Summertime, and the Living Is...

 This is a tomato. Many timers in Italy are in the shape of this fruit, hence the name of the technique.

This is a tomato. Many timers in Italy are in the shape of this fruit, hence the name of the technique.

For those of you who don't know, I support myself by teaching High School. That means that I get the Summers off! It also means that for two months out of the year I become a creative-type - making music, drawing (yes, I draw), making videos and generally doing what I would prefer to be doing all the time.

I mention this because my intention this year is to be more creative and productive than I've ever been before and I plan on accomplishing this by using the Pomodoro Technique.

This technique was developed by an Italian student, Francesco Cirillo in the late 1980s. The basic idea is to break up your work into 25 minute sessions punctuated with 5 & 15 minute breaks. One would work intensely, completely focused on the task at hand and then stop right at the end of the 25 minute span. Usually, you would complete three Pomodoros (that's what each session is called) with 5 minute breaks following and then finish the fourth one with a fifteen minute break.

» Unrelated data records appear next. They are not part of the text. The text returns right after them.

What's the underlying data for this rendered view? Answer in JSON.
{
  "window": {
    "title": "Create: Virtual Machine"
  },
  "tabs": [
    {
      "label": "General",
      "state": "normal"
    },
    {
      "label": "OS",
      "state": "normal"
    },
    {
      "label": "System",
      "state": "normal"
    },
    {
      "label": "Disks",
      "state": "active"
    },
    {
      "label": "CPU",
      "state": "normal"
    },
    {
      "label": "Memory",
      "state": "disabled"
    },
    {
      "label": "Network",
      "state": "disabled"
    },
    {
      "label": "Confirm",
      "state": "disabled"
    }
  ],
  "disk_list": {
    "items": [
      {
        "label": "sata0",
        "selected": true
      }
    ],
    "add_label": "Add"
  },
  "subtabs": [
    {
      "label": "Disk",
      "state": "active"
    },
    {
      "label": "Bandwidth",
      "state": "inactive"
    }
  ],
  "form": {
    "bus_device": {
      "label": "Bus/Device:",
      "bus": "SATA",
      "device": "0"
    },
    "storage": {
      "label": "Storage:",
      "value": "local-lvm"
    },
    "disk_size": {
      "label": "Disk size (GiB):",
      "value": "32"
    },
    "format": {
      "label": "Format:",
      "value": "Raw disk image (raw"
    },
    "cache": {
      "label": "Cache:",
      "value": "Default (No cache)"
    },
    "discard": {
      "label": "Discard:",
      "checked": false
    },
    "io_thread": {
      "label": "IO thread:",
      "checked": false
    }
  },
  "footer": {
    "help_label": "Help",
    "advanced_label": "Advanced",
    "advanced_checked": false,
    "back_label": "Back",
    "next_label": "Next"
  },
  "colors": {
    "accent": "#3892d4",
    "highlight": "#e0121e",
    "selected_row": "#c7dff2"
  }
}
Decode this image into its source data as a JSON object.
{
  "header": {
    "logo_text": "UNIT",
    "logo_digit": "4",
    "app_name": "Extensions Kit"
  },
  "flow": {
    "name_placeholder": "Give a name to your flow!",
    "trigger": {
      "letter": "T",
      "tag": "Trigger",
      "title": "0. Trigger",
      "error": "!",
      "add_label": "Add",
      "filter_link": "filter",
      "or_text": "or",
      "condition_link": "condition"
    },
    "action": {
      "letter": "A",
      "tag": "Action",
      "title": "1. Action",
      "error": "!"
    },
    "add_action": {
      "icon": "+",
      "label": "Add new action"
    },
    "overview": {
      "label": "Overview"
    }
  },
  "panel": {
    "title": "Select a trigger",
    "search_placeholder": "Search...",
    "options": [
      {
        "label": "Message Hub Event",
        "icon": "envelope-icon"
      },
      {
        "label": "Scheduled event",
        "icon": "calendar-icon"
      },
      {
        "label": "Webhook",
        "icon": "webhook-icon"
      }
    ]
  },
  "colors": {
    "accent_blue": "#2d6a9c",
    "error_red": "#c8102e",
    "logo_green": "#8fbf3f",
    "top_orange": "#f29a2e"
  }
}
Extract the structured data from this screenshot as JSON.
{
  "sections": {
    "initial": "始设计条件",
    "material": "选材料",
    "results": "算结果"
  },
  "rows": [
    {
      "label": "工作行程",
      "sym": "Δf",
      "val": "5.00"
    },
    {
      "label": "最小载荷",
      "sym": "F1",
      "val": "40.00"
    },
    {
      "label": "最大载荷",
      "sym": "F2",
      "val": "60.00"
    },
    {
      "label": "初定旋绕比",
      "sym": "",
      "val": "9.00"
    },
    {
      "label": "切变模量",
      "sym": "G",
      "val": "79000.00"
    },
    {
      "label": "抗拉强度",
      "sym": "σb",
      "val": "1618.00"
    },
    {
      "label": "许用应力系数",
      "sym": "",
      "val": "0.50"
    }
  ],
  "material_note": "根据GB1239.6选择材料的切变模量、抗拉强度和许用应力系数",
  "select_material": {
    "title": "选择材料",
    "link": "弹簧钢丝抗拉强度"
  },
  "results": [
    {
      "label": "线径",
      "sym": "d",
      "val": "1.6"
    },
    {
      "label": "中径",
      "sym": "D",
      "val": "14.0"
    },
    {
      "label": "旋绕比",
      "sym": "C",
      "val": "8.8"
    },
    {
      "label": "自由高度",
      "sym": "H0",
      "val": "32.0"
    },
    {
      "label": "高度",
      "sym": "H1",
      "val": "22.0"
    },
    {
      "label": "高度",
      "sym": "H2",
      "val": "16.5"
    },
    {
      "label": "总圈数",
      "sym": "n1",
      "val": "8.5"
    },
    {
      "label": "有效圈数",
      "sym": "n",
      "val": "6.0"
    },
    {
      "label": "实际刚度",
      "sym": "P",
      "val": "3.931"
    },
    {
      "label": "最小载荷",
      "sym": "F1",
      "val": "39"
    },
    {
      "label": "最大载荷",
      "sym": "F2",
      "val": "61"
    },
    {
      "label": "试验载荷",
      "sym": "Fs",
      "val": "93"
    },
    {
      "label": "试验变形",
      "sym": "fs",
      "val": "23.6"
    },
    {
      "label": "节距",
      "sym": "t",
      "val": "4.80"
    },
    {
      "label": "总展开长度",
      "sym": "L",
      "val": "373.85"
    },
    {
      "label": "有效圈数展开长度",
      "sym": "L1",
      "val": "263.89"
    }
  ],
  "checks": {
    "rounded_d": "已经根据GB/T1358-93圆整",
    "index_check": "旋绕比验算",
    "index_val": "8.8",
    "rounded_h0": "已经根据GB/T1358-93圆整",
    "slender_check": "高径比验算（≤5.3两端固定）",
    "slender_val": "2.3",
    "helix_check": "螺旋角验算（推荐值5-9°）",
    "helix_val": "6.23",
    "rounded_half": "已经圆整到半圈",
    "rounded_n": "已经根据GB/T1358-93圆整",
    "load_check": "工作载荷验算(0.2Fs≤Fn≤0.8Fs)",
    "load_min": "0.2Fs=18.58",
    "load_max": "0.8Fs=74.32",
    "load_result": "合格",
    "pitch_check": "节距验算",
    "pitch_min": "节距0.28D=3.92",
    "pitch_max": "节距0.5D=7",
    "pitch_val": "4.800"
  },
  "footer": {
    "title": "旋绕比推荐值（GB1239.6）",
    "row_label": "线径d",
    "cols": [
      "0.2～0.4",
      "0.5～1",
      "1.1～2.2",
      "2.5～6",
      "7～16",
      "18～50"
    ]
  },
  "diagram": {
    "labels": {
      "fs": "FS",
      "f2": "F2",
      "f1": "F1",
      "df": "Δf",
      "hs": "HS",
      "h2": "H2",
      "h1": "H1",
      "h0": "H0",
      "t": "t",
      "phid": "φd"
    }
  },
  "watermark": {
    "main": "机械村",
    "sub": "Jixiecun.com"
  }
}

There are many good things about this technique. One is that if I'm working at my computer for many Pomodoros, the break allows me to stretch and relieve my body of the stresses of sitting for prolonged periods of time. Another is that the breaks allow me to do little fiddly bits around the house or at work that only take a little time. Even though this isn't really resting, it is a diversion and allows me to return to my Pomodoros refreshed.

I have used this technique on and off throughout the last few years but this is the first time that I'm committing to a disciplined regimen on a daily basis. I'll keep you all posted on how it's working out. I'm hopeful that it will bear some wonderful fruit.